If you want to keep the house, you can:
Assume the mortgage: Federal law allows heirs to assume a decedent’s mortgage loan in many cases. As long as you’re a qualified successor in interest — someone who inherited or otherwise acquired ownership as a result of the homeowner’s death — you can take over the loan once the deed is signed over to you. The law also entitles you to modify the loan if you’re not financially capable of making the payments.Refinance the mortgage loan: You can also refinance the mortgage into a new mortgage loan as soon as the deed is signed over to you. You’ll have to apply for the loan, qualify based on your own creditworthiness, and pay any closing costs. However, refinancing could result in a lower interest rate or an extension of the time to pay off the loan — either of which can make the home more affordable.Repay the loan in full: Assuming you have the cash on hand, you can avoid mortgage issues entirely by paying the balance in full. The home would then be yours free and clear.
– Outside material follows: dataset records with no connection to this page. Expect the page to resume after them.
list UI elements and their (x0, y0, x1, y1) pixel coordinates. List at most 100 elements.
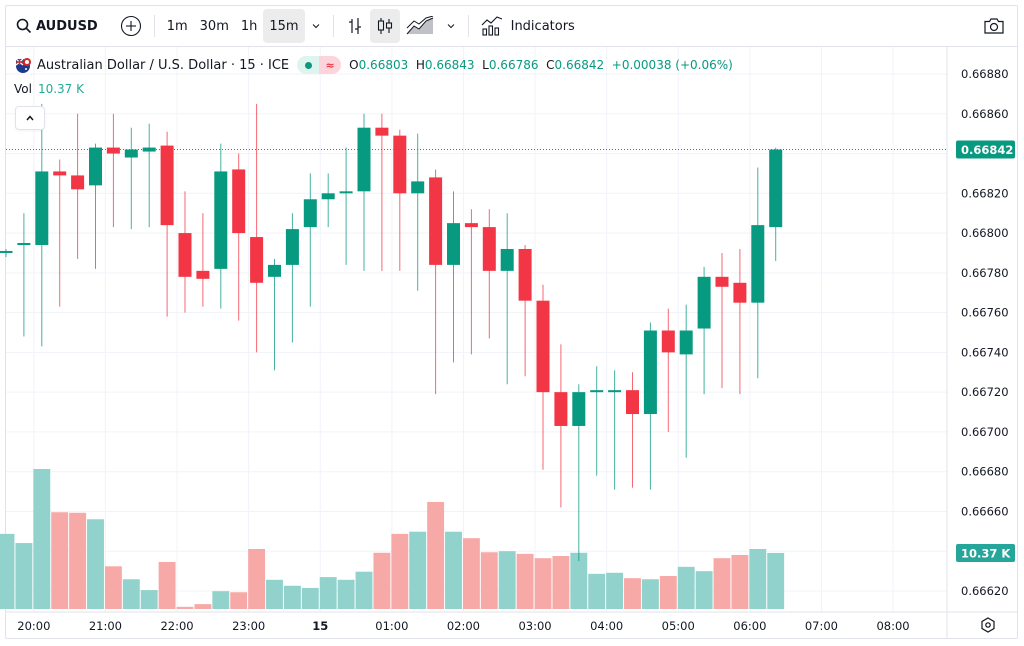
screenshot-button[interactable] (977, 9, 1011, 43)
time-tick-label: 03:00 (518, 619, 551, 633)
camera-icon (984, 18, 1004, 34)
change-value: +0.00038 (+0.06%) (611, 58, 733, 72)
candle (626, 372, 639, 488)
candle-body (626, 390, 639, 415)
delayed-data-icon: ≈ (319, 56, 342, 74)
candle-body (178, 233, 192, 277)
indicators-button[interactable]: Indicators (475, 9, 581, 43)
volume-bar (51, 512, 69, 609)
volume-bars (0, 469, 785, 609)
price-tick-label: 0.66740 (961, 345, 1009, 359)
bars-chart-button[interactable] (340, 9, 370, 43)
area-chart-button[interactable] (400, 9, 440, 43)
bar-chart-icon (348, 18, 361, 34)
candles-chart-button[interactable] (369, 9, 400, 43)
interval-30m[interactable]: 30m (194, 9, 235, 43)
candle-body (697, 276, 711, 329)
candle-body (106, 147, 120, 154)
time-tick-label: 20:00 (17, 619, 50, 633)
time-tick-label: 07:00 (805, 619, 838, 633)
candle (679, 304, 693, 458)
candle (554, 344, 568, 508)
candle-body (661, 330, 675, 353)
volume-bar (176, 606, 194, 609)
candle (411, 133, 425, 291)
volume-label: Vol (14, 82, 32, 96)
volume-bar (122, 579, 140, 609)
volume-bar (641, 579, 659, 609)
volume-value: 10.37 K (37, 82, 84, 96)
candle-body (447, 223, 460, 265)
low-label: L (482, 58, 489, 72)
volume-bar (301, 587, 319, 609)
chart-type-dropdown-button[interactable] (440, 9, 462, 43)
symbol-name: AUDUSD (36, 18, 98, 34)
candle (178, 191, 192, 313)
time-axis[interactable]: 20:00 21:00 22:00 23:00 15 01:00 02:00 03:00 04:… (17, 617, 995, 633)
candle (285, 213, 299, 343)
interval-dropdown-button[interactable] (305, 9, 327, 43)
candle (715, 252, 729, 389)
price-axis[interactable]: 0.66880 0.66860 0.66820 0.66800 0.66780 0.667… (956, 67, 1015, 598)
axis-settings-icon[interactable] (981, 617, 995, 633)
candle-body (715, 276, 729, 287)
candle-body (124, 149, 138, 158)
open-label: O (349, 58, 359, 72)
candle (71, 113, 85, 259)
interval-label: 15m (269, 18, 299, 34)
volume-bar (266, 579, 283, 609)
ohlc-values: O0.66803 H0.66843 L0.66786 C0.66842 +0.0… (349, 58, 733, 72)
volume-bar (749, 549, 767, 609)
symbol-title[interactable]: Australian Dollar / U.S. Dollar · 15 · I… (37, 57, 290, 73)
candle (17, 213, 31, 337)
volume-bar (588, 573, 606, 609)
candle (572, 384, 586, 562)
candle-body (733, 282, 747, 303)
price-tick-label: 0.66820 (961, 186, 1009, 200)
volume-legend: Vol 10.37 K (14, 82, 84, 96)
market-status-pill[interactable]: ≈ (297, 56, 342, 74)
candle-body (554, 392, 568, 426)
interval-1h[interactable]: 1h (235, 9, 264, 43)
volume-bar (33, 469, 51, 609)
volume-bar (462, 538, 480, 609)
candle (0, 248, 13, 257)
volume-bar (319, 577, 337, 609)
volume-bar (15, 543, 33, 609)
candle (124, 127, 138, 230)
time-tick-label: 06:00 (733, 619, 766, 633)
candle-body (572, 392, 586, 426)
chart-frame (5, 5, 1018, 639)
candle (160, 131, 174, 317)
candle-body (321, 193, 335, 200)
candle (268, 258, 281, 371)
volume-bar (445, 531, 462, 609)
open-value: 0.66803 (358, 58, 409, 72)
volume-bar (516, 553, 534, 609)
time-tick-label: 08:00 (876, 619, 909, 633)
last-price-label: 0.66842 (961, 143, 1013, 157)
high-label: H (415, 58, 425, 72)
candle-body (196, 270, 210, 279)
candle-body (339, 191, 353, 194)
close-label: C (546, 58, 555, 72)
candle-body (357, 127, 371, 192)
candle (232, 153, 246, 321)
symbol-search-button[interactable]: AUDUSD (10, 9, 104, 43)
compare-symbol-button[interactable] (114, 9, 148, 43)
candle (643, 322, 657, 490)
candle (482, 209, 496, 339)
price-tick-label: 0.66620 (961, 584, 1009, 598)
candle (661, 308, 675, 432)
collapse-legend-button[interactable] (15, 106, 45, 130)
interval-15m[interactable]: 15m (263, 9, 305, 43)
candle (393, 129, 407, 271)
candle-body (160, 145, 174, 226)
candle-body (536, 300, 550, 393)
candle (303, 173, 317, 307)
volume-bar (373, 552, 391, 609)
volume-bar (158, 561, 176, 609)
interval-1m[interactable]: 1m (161, 9, 194, 43)
candle-body (464, 223, 478, 228)
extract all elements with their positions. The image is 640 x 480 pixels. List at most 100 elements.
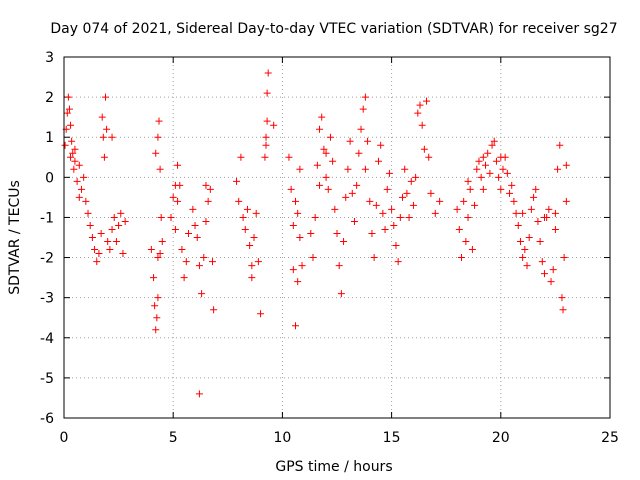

If you can’t or don’t want to keep the house, you can:
Sell it: The home is yours as soon as the deed has been transferred to you, so you can list it for sale just like you would a home you’d purchased yourself.Let the lender foreclose: If you don’t want the house and don’t want to sell it — a reasonable decision if you’re unlikely to sell at a profit — you can simply take no action. After a period of time with no payments, the lender will foreclose and repossess the home.
Important: Foreclosure can have tax consequences for the estate. Contact an accountant or attorney before going this route.
What happens to a reverse mortgage when you die?
The rules change when you inherit a home from someone other than a spouse with whom you are a co-borrower on the home’s reverse mortgage.
A reverse mortgage allows older homeowners to access the existing equity from their home. These loans don’t have to be paid back unless the borrower and their co-borrower spouse both die or move out of the home.
If you inherit a property with a reverse mortgage, you have the option of selling or keeping the home. The loan is not assumable, but you can keep the house by doing one of two things: paying off the balance or paying 95% of the home’s value, whichever is less.
Similarly, if you decide to sell the home, you’ll use the sale proceeds to pay off the debt owed on the loan — or an amount that’s at least 95% of the home’s value — and then pocket the remaining proceeds.
A crucial step in estate planning is drafting a will detailing how you want your estate handled after you die, along with who you want to serve as the estate executor. In the event you die intestate — without a will — the court will appoint an administrator to take on that role.
When planning to bequeath a mortgaged home, it’s important that you disclose the mortgage to your executor and close relatives — otherwise they won’t know to make payments, and the home could be lost to foreclosure inadvertently.
In addition, consider whether the individual who inherits your home will be able to afford mortgage payments and upkeep. An estate or financial planner can help you devise a strategy to keep your gift from becoming a burden to your loved ones.